Marsman came to Microsoft’s Redmond, Washington, campus in 2002 as a software design engineer after earning her master’s degree in computer science at the University of Michigan, where she focused on artificial intelligence and computational theory.

In 2006, she and her husband wanted to move back home to Michigan to start a family, but Marsman hoped to stay at Microsoft and continue writing code. The evangelist role was a perfect fit, allowing her to share her passion for machine learning with people around the world while doing much of her work from home.

She does webcasts, writes blogs and gives lively speeches to large audiences at various tech conferences about the capabilities of Microsoft Azure Machine Learning, which is geared toward developers of all experience levels, and the broader potential of combining big data and algorithms to predict useful things.

And now, as a mother of three, she appreciates being able to set her own schedule at a company that she says gives her the ability to “build cool things, along with the flexibility to do it when and how I want.”

“I pitched this crazy idea…Microsoft was incredibly supportive.”

When she decided she wanted to build a lie detector, her managers gave her the go-ahead.

“I pitched this crazy idea: ‘Hey, I want to do lie detection with Azure Machine Learning and this headset. Will you please, please buy me this headset?’” she recalls. “They bought me the headset, and Microsoft let me do this on work time. Microsoft was incredibly supportive. I love this company.”

She’s still doing experiments and otherwise working on the project, which is aimed at using machine learning algorithms to figure out how EEG data correlates with whether someone is telling the truth.

Sharing her enthusiasm for machine learning is an easy sell; the way it’s shaping the future is evident in so many things. It means smart high-rise buildings can turn heating and airflow data into comfortable environments using less energy. It helps teachers see the impact of their lessons and predict students’ learning trajectories.

It allows businesses of all kinds to predict what customers want, detect potential problems and otherwise improve their operations based on their historical data and what it can tell them.

“Data science is one of the new, up-and- coming, hot fields right now because every company has data —millions of log files that they’ve collected but don’t know how to make sense out of or take action based on,” Marsman says. “Catching something early and being able to predict a failure before it happens costs so much less than cleaning it up afterwards.”

At Microsoft, machine learning powers Bing Predicts to forecast the outcomes of elections, sports matches and pop-culture events with uncanny success.

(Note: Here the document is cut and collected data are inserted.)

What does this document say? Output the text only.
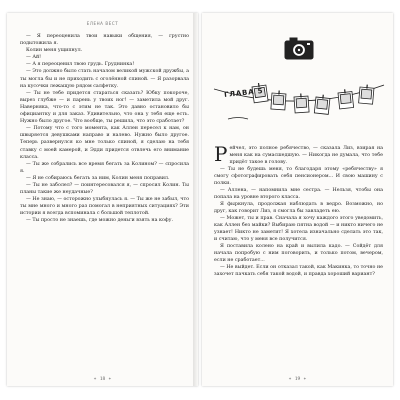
ЕЛЕНА ВЕСТ

— Я переоценила твои навыки общения, — грустно подытожила я.

Колин меня ущипнул.

— Ай!

— А я переоценил твою грудь. Груднинка!

— Это должно было стать началом великой мужской дружбы, а ты могла бы и не приходить с оголённой спиной. — Я разорвала на кусочки лежащую рядом салфетку.

— Ты не тебе придется стараться сказать? Юбку покороче, вырез глубже — и парень у твоих ног! — заметила мой друг. Наверняка, что-то с этим не так. Это давно остановило бы официантку и для заказ. Удивительно, что она у тебя еще есть. Нужно было другое. Что вообще, ты решила, что это сработает?

— Потому что с того момента, как Аллен пересел к нам, он швыряется девушками направо и налево. Нужно было другое. Теперь развернулся ко мне только спиной, я сделаю на тебя ставку с моей камерой, и Эдди придется отвлечь его внимание класса.

— Ты же собрались все время бегать за Колином? — спросила я.

— Я не собираюсь бегать за ним, Колин меня поправил.

— Ты не заболел? — поинтересовался я, — спросил Колин. Ты планы такие же неудачные?

— Не знаю, — осторожно улыбнулась я. — Ты же не забыл, что ты мне много и много раз помогал в неприятных ситуациях? Эти истории я всегда вспоминала с большой теплотой.

— Ты просто не знаешь, где можно деньги взять на кофу.

✦ 18 ✦
ГЛАВА 5

Рейчел, это полное ребячество, — сказала Лиз, взирая на меня как на сумасшедшую. — Никогда не думала, что тебе придёт такое в голову.

— Ты не будешь меня, то благодаря этому «ребячеству» я смогу сфотографировать себя пенсионером... И свою машину с полки.

— Аллена, — напомнила мне сестра. — Нельзя, чтобы она попала на уровне второго класса.

Я фыркнула, продолжая наблюдать в ведро. Возможно, но друг, как говорит Лиз, я смогла бы завладеть ею.

— Может, ты и прав. Сначала я хочу каждого этого уведомить, как Аллен без майки? Выбираю пятна водой — и никто ничего не узнает! Никто не заметит! Я хотела изначально сделать это так, и считаю, что у меня все получится.

Я поставила колено на край и вылила кадо. — Сойдёт для начала попробую с ним поговорить, и только потом, вечером, если не сработает...

— Не выйдет. Если он отказал такой, как Макинка, то точно не захочет пачкать себя такой водой, и правда хороший вариант?

✦ 19 ✦
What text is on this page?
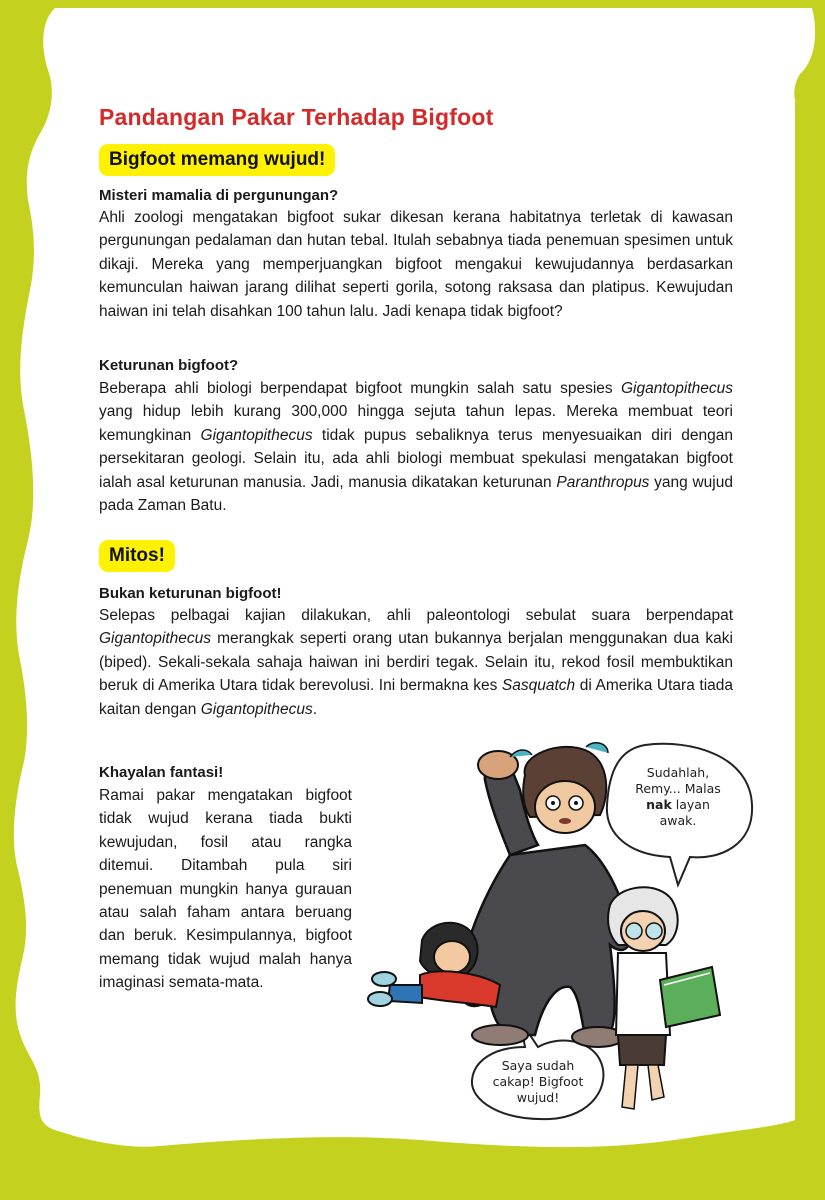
Pandangan Pakar Terhadap Bigfoot
Bigfoot memang wujud!
Misteri mamalia di pergunungan?
Ahli zoologi mengatakan bigfoot sukar dikesan kerana habitatnya terletak di kawasan pergunungan pedalaman dan hutan tebal. Itulah sebabnya tiada penemuan spesimen untuk dikaji. Mereka yang memperjuangkan bigfoot mengakui kewujudannya berdasarkan kemunculan haiwan jarang dilihat seperti gorila, sotong raksasa dan platipus. Kewujudan haiwan ini telah disahkan 100 tahun lalu. Jadi kenapa tidak bigfoot?
Keturunan bigfoot?
Beberapa ahli biologi berpendapat bigfoot mungkin salah satu spesies Gigantopithecus yang hidup lebih kurang 300,000 hingga sejuta tahun lepas. Mereka membuat teori kemungkinan Gigantopithecus tidak pupus sebaliknya terus menyesuaikan diri dengan persekitaran geologi. Selain itu, ada ahli biologi membuat spekulasi mengatakan bigfoot ialah asal keturunan manusia. Jadi, manusia dikatakan keturunan Paranthropus yang wujud pada Zaman Batu.
Mitos!
Bukan keturunan bigfoot!
Selepas pelbagai kajian dilakukan, ahli paleontologi sebulat suara berpendapat Gigantopithecus merangkak seperti orang utan bukannya berjalan menggunakan dua kaki (biped). Sekali-sekala sahaja haiwan ini berdiri tegak. Selain itu, rekod fosil membuktikan beruk di Amerika Utara tidak berevolusi. Ini bermakna kes Sasquatch di Amerika Utara tiada kaitan dengan Gigantopithecus.
Khayalan fantasi!
Ramai pakar mengatakan bigfoot tidak wujud kerana tiada bukti kewujudan, fosil atau rangka ditemui. Ditambah pula siri penemuan mungkin hanya gurauan atau salah faham antara beruang dan beruk. Kesimpulannya, bigfoot memang tidak wujud malah hanya imaginasi semata-mata.
Sudahlah,
Remy... Malas
nak layan
awak.
Saya sudah
cakap! Bigfoot
wujud!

It makes sense of massive amounts of data that allow products like Windows and Office to be continually improved.

It’s also the magic behind many realistic Xbox game characters, the intelligence of Windows 10’s Cortana, security analysts’ ability to detect network hacks and countless other advances across the company.

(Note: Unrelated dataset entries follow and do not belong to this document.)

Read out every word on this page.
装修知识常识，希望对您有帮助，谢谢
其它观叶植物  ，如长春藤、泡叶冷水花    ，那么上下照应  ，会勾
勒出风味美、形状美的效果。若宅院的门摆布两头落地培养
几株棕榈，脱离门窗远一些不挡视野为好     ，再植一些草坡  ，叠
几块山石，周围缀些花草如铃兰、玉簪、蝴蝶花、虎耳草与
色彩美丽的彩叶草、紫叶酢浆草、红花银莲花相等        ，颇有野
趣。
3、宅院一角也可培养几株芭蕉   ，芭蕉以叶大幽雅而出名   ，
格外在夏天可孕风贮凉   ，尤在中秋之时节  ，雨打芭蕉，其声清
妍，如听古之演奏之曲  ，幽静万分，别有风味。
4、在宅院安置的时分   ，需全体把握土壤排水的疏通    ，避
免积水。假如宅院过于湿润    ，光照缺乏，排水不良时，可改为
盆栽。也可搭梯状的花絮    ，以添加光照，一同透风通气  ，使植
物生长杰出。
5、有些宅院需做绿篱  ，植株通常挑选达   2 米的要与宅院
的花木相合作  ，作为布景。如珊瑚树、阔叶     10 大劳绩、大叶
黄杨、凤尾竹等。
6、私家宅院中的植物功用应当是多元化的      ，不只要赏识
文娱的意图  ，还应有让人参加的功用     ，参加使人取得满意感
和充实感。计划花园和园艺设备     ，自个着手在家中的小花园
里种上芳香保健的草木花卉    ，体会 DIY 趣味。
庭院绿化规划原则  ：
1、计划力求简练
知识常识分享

Marsman says there’s “unlimited potential” at Microsoft to delve into the in-demand field, from working as a developer who’s using data science to enrich a current product to being among “the brilliant minds in Microsoft Research who are driving the cutting edge of what can be done with machine learning.”

“My area of passion, big data and machine learning, is exploding.”

“My area of passion, big data and machine learning, is exploding in this new era of the Internet of Things, when things are continually sending data to the cloud,” Marsman says. “We have the tools to make sense of all this data so people can actually use it to make better decisions.”

Microsoft was at the forefront of machine learning and has been finding innovative ways to use it for years. Marsman says it’s a part of so many of the company’s products and technologies that you could easily follow your changing interests throughout your career.

But for Marsman, the best part is the way machine learning can improve how people do things on a daily basis and make an actual difference for so many.

“There’s so much potential to make people’s lives better with this technology,” she says. “That’s what really gets me excited at the end of the day.”